If we reverse the burden of proof, we would not waste time on endless market definitions. It also efficiently deals with asymmetric information: to succeed, merging parties must produce the information that they currently hide. Many mergers would be blocked (or would not even be attempted, vastly reducing regulators’ workloads). This is just what our societies need: economics tells us that once you are a large company, further concentration creates little benefit to consumers, and the social gains from having strong alternatives to Google, Facebook or Amazon would be immense.
The advocates of Big Tech will, of course, attack this proposal. “It will punish Big Tech firms for their success!” Seriously? These companies have never been so profitable. Why should Google have been allowed to buy Fitbit? Couldn’t it have achieved the same technological result itself, leaving Fitbit to compete with it (either alone or purchased by another firm)? Prove to us, Google, that you really cannot do it without buying Fitbit.
“It will kill the small entrepreneurs!,” they will also cry. Well, small, successful, innovative startups currently get purchased and then help dominant companies entrench their positions. Entrepreneurs have started talking openly of “kill zones,” where venture capitalists are reluctant to fund entrants that might compete with dominant platforms. In any case, my proposal will not stop startups being bought by other competitors of the super-big firms. We could also help the founders of tech startups realize their dreams of going public by making the IPO process easier, thus making it easier for them to grow their companies and reducing incentives to exit by acquisition.
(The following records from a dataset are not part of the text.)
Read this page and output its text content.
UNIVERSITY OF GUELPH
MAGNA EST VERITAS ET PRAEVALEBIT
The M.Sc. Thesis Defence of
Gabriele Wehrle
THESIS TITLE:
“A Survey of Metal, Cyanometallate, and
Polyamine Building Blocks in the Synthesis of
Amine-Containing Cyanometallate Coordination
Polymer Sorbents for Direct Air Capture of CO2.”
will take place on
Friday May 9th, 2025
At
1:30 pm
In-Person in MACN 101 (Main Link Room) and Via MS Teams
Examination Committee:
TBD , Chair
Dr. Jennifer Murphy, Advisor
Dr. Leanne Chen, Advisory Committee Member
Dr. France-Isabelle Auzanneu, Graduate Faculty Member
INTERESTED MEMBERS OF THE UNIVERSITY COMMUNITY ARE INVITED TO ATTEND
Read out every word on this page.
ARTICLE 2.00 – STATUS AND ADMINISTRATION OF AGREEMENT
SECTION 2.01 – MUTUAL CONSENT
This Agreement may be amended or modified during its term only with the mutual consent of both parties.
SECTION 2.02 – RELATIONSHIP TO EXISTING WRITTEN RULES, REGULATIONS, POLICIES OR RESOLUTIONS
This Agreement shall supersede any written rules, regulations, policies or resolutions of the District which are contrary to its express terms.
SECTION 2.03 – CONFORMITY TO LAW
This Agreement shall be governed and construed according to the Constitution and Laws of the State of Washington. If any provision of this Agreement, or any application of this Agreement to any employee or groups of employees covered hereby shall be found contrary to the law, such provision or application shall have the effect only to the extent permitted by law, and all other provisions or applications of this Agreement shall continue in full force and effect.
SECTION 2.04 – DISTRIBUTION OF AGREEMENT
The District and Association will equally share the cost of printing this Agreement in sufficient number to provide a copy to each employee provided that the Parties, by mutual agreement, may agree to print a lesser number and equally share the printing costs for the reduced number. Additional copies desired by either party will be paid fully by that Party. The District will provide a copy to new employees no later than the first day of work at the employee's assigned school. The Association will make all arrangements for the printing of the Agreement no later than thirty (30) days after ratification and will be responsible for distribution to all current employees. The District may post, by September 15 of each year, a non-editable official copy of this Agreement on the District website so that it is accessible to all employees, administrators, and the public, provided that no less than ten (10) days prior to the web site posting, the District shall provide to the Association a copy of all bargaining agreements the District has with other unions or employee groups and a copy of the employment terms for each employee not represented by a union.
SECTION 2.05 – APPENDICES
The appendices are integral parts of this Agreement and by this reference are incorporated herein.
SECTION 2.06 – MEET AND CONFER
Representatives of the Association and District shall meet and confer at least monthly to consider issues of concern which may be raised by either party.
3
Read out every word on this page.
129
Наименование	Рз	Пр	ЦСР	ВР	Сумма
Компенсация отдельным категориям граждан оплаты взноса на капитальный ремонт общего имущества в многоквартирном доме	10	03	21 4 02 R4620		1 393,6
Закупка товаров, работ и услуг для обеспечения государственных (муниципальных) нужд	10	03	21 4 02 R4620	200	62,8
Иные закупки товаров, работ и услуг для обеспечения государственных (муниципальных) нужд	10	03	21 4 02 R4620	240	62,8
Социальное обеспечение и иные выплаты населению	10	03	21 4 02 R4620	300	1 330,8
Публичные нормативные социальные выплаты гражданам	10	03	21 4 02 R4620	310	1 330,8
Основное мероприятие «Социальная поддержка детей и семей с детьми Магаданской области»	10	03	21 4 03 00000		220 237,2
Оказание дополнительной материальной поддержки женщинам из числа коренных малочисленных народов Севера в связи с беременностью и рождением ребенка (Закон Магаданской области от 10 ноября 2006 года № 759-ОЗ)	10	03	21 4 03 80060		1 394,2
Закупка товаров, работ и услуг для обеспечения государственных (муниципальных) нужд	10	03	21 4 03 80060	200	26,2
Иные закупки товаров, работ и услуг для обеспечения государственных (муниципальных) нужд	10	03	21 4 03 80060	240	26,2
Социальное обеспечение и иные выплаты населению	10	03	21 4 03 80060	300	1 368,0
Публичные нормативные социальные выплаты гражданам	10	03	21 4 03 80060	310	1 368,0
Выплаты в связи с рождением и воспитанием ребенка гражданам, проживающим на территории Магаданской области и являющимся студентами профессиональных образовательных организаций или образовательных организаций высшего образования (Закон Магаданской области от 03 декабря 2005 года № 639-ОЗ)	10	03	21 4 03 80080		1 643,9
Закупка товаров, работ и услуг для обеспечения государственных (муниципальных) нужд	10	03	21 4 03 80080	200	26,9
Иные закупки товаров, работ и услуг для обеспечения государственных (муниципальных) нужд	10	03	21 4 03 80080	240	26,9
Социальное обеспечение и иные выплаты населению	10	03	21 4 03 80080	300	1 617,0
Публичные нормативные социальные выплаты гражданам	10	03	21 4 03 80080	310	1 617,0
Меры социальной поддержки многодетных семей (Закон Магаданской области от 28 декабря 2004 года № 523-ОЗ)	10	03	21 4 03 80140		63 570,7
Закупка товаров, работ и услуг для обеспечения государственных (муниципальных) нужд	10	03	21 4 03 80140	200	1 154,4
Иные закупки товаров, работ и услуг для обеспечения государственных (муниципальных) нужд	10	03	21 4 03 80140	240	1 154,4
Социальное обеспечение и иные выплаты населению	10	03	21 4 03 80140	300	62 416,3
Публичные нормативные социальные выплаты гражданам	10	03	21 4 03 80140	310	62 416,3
The idea of reversing the burden of proof is starting to gain traction. It is a fundamental pillar of the recent five bills introduced in the House of Representatives by Rep. David Cicilline (D-RI) and advanced by the House Judiciary Committee, in particular the Platform Competition and Opportunity Act, requiring companies, not the government, to prove their case. Similar proposals are now being considered by the UK’s Competition and Markets Authority (CMA). France, Germany and the Netherlands are also pushing for greater intervention powers, putting pressure on the European Commission that has recently been silent on this.
The Covid-19 pandemic shows that we need stronger, more resilient economic ecosystems, not under the thumb of a few giant companies. Economic research shows that we want as much rival innovation effort as possible in concentrated industries, and that buyouts of promising innovators deprive us of that. This proposal would also give American and European startups and local businesses a chance, instead of entrenching US firms’ dominance.
Ultimately, policy should reflect our views as a society. We have proceeded for years on grounds that over-enforcement chills innovation and is worse than under-enforcement, which supposedly gets quickly corrected by the growth of rivals or new entrants. The recent track record in tech put that argument convincingly in the ground.
Remember those numbers: 1,000 and zero. It is time for a bold new approach.